Mortenson Center in Global Engineering, University of Colorado Boulder, Boulder, CO, USA.
Mortenson Center in Global Engineering, University of Colorado Boulder, Boulder, CO, USA; Regional Centre for Mapping of Resources for Development, Nairobi, Kenya; Environmental Studies, University of Colorado Boulder, Boulder, CO, USA.
Sci Total Environ. 2022 Jul 20;831:154453. doi: 10.1016/j.scitotenv.2022.154453. Epub 2022 Mar 25.
Groundwater is an important source of water for people, livestock, and agriculture during drought in the Horn of Africa. In this work, areas of high groundwater use and demand in drought-prone Kenya were identified and forecasted prior to the dry season. Estimates of groundwater use were extended from a sentinel network of 69 in-situ sensored mechanical boreholes to the region with satellite data and a machine learning model. The sensors contributed 756 site-month observations from June 2017 to September 2021 for model building and validation at a density of approximately one sensor per 3700 km. An ensemble of 19 parameterized algorithms was informed by features including satellite-derived precipitation, surface water availability, vegetation indices, hydrologic land surface modeling, and site characteristics to dichotomize high groundwater pump utilization. Three operational definitions of high demand on groundwater infrastructure were considered: 1) mechanical runtime of pumps greater than a quarter of a day (6+ hr) and daily per capita volume extractions indicative of 2) domestic water needs (35+ L), and 3) intermediate needs including livestock (75+ L). Gridded interpolation of localized groundwater use and demand was provided from 2017 to 2020 and forecasted for the 2021 dry season, June-September 2021. Cross-validated skill for contemporary estimates of daily pump runtime and daily volume extraction to meet domestic and intermediate water needs was 68%, 69%, and 75%, respectively. Forecasts were externally validated with an accuracy of at least 56%, 70%, or 72% for each groundwater use definition. The groundwater maps are accessible to stakeholders including the Kenya National Drought Management Authority (NDMA) and the Famine Early Warning Systems Network (FEWS NET). These maps represent the first operational spatially-explicit sub-seasonal to seasonal (S2S) estimates of groundwater use and demand in the literature. Knowledge of historical and forecasted groundwater use is anticipated to improve decision-making and resource allocation for a range of early warning early action applications.

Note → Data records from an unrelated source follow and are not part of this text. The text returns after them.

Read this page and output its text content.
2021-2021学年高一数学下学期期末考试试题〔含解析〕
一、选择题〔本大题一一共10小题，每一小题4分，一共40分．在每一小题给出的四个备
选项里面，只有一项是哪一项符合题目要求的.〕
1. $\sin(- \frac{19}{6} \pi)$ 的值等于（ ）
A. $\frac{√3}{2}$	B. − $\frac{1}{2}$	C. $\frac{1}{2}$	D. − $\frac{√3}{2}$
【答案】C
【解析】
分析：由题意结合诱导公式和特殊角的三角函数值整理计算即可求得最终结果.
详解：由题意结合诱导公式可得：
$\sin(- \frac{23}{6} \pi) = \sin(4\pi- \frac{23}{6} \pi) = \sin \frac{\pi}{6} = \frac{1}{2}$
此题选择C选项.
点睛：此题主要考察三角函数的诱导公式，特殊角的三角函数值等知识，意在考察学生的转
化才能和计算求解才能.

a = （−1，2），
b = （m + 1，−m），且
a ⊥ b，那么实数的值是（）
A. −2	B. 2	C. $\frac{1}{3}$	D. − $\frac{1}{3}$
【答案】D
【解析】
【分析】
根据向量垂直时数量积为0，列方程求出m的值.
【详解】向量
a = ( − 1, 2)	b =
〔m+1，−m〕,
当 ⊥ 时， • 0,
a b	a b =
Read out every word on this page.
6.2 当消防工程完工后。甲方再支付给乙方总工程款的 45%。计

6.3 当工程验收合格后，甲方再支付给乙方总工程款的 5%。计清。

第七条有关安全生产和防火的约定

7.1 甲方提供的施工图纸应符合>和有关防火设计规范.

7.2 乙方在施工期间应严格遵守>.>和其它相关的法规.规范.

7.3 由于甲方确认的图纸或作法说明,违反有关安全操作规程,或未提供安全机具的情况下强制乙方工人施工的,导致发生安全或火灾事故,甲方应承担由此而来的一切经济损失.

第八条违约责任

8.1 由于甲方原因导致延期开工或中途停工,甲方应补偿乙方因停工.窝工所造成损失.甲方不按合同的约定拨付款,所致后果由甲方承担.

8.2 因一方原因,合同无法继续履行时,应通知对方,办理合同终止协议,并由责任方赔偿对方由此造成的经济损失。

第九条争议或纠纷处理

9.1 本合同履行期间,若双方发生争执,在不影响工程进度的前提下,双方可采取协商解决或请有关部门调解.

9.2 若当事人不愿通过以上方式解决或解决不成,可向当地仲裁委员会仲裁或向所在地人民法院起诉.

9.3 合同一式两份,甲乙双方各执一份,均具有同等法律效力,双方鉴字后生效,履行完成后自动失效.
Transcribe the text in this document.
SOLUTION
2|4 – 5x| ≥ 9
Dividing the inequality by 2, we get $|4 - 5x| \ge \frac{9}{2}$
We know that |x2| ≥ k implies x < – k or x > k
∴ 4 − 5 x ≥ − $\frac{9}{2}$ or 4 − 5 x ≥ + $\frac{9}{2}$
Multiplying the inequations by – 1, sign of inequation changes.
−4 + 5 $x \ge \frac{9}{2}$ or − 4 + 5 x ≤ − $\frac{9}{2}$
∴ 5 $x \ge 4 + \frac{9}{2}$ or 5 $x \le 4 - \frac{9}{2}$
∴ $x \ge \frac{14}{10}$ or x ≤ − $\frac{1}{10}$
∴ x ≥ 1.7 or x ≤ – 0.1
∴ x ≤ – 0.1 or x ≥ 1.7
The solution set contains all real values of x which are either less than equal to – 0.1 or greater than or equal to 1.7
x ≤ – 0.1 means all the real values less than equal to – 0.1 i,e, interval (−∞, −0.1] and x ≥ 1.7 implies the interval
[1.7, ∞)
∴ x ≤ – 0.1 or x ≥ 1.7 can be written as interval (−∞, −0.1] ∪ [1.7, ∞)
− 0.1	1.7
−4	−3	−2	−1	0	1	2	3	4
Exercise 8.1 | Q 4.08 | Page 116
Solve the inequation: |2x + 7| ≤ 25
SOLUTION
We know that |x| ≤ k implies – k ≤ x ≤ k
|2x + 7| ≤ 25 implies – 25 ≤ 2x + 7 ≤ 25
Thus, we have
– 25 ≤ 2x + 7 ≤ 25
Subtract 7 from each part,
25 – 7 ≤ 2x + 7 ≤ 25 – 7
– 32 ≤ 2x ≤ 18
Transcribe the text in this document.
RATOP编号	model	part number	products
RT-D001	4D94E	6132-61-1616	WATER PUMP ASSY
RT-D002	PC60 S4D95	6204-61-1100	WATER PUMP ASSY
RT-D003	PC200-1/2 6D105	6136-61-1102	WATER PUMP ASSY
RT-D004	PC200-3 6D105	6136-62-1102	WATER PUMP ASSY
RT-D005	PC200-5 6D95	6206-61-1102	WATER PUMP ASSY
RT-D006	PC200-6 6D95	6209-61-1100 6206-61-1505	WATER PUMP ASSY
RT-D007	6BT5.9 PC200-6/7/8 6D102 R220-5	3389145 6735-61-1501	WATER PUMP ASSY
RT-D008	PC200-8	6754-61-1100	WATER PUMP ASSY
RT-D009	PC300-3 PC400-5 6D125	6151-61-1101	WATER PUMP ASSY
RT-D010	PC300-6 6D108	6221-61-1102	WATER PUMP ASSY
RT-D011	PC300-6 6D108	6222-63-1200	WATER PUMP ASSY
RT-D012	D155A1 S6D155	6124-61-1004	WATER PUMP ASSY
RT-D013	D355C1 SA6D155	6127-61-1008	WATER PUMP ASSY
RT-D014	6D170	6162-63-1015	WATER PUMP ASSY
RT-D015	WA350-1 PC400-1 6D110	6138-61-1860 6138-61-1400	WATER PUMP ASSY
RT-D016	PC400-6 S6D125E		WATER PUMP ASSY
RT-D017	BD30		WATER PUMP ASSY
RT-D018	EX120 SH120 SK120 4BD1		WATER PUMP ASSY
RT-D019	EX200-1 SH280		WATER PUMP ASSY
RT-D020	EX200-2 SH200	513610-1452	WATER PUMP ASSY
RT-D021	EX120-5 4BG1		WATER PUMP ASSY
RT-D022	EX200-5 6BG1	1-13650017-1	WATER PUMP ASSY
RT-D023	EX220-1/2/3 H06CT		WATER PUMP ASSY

地下水是非洲之角干旱期间人们、牲畜和农业的重要水源。在这项工作中,在旱季之前,确定并预测了肯尼亚易受干旱影响地区高地下水利用和需求的区域。利用卫星数据和机器学习模型,将地下水利用的估计范围从 69 个现场传感器机械钻孔的监测网络扩展到该地区。这些传感器从 2017 年 6 月到 2021 年 9 月共贡献了 756 个站点月的观测数据,用于在大约每 3700 公里一个传感器的密度下进行模型构建和验证。一组 19 个参数化算法的集合,通过包括卫星衍生降水、地表水可用性、植被指数、水文陆地表面建模和站点特征等特征来提供信息,将高地下水泵利用的区域进行二分法处理。考虑了三种地下水基础设施高需求的操作定义:1)泵的机械运行时间超过一天的四分之一(6 小时以上),并且每天的人均提取量表明 2)生活用水需求(35 升以上),3)包括牲畜在内的中间需求(75 升以上)。从 2017 年到 2020 年,提供了局部地下水利用和需求的网格化插值,并对 2021 年旱季(2021 年 6 月至 9 月)进行了预测。对满足生活和中间用水需求的每日泵运行时间和每日体积提取的当代估计进行交叉验证的准确性分别为 68%、69%和 75%。对于每个地下水利用定义,预测都通过外部验证,其准确性至少为 56%、70%或 72%。地下水图可供利益相关者使用,包括肯尼亚国家干旱管理局(NDMA)和饥荒预警系统网络(FEWS NET)。这些地图代表了文献中首次对地下水利用和需求进行的季节性到季节性(S2S)的操作空间估计。预计对历史和预测地下水利用的了解将改善一系列早期预警早期行动应用程序的决策制定和资源分配。